Japanese Culture 101 – White Day

And cringingly, sometimes referred to as ‘St White’s Day’

White-Day-Chocolate-Japan

White day is a celebration that appears to be unique to Japan and Korea.  It was introduced in the 1980s (by brilliant confectionary company executives) to allow men the chance to reciprocate for any chocolate that they may have received from a lady exactly a month earlier during Valentine’s Day. Traditionally, men are expected to repay their gift with a gift worth three times the price!!

A guide for the men:

Step 1: Keep track of the people who gave you chocolate during Valentine’s Day.  It may be difficult as a man to remember back four weeks, but it shouldn’t be too hard, unless you’re a complete Romeo. Also important to recall, what it was that they gave you. Was it ‘giri’ (obligation) chocolate? Or the more serious ‘honmei’ (favourite) chocolate. Actually slightly off-topic, the ‘honmei’ term comes from the horseracing scene. In those circles, it is used to mean ‘the probable winner’, ‘a shoo in’ or ‘the odds on favourite’. Quite interesting using it in relation to a relationship!

Step 2: Giri Choco.  Confectioners have made it quite simple for men to buy reciprocal gifts. They produce special (albeit, slightly more expensive) white chocolate/candy, in special white packaging, to make sure you are aware that it is indeed a special White Day gift. No real thought/effort/consideration needs to be taken. They can be grabbed from the giant displays located in prominent locations within any convenience store/supermarket.

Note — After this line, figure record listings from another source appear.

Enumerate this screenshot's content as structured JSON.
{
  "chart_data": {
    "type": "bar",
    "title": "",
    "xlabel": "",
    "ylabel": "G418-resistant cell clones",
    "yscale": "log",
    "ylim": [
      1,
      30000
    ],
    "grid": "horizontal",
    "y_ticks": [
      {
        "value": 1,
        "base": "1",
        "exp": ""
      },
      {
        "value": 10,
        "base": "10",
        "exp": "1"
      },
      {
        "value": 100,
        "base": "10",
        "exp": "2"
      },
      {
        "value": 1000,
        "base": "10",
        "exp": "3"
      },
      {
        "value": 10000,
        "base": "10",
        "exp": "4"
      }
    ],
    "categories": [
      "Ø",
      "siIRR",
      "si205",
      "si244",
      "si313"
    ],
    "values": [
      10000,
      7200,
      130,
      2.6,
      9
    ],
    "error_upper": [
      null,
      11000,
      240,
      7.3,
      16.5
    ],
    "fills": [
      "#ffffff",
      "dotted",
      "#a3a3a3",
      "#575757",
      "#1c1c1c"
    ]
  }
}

Step 3: Honmei Choco. While it has been mentioned that a thrice-fold present is the tradition, it’s not mandatory. There has actually been a bit of a backlash, with cries from image conscious ladies that calorific considerations should be, well, considered. Several hundred grams of chocolate (and all the calories that goes with that sweet, sweet delicious goodness) may be considered excessive. Their voiced preferences were much more materialistic, such as a small sweet treat, and then something material, like a designer handbag.

A guide for the ladies:

Enjoy your present, and at least feign interest/appreciation if it isn’t what you wanted.  At least while still in the presence of the gift-giver.

There was a tale that if you receive a honmei-choco from a girl that you weren’t interested in, you could reject them by giving them white marshmallows, which sounds like a brilliant idea – Soft, sugary, sweet rejection. Could you imagine if more rejections were carried out this way? You apply for a new job, and rather than receiving a condescending letter, you’d receive a small bag of white marshmallows. At least the sudden sugar rush from grief eating would dull the pain. But, asking Japanese friends about this tradition was met with blank faces, so it is possibly just a myth, unfortunately.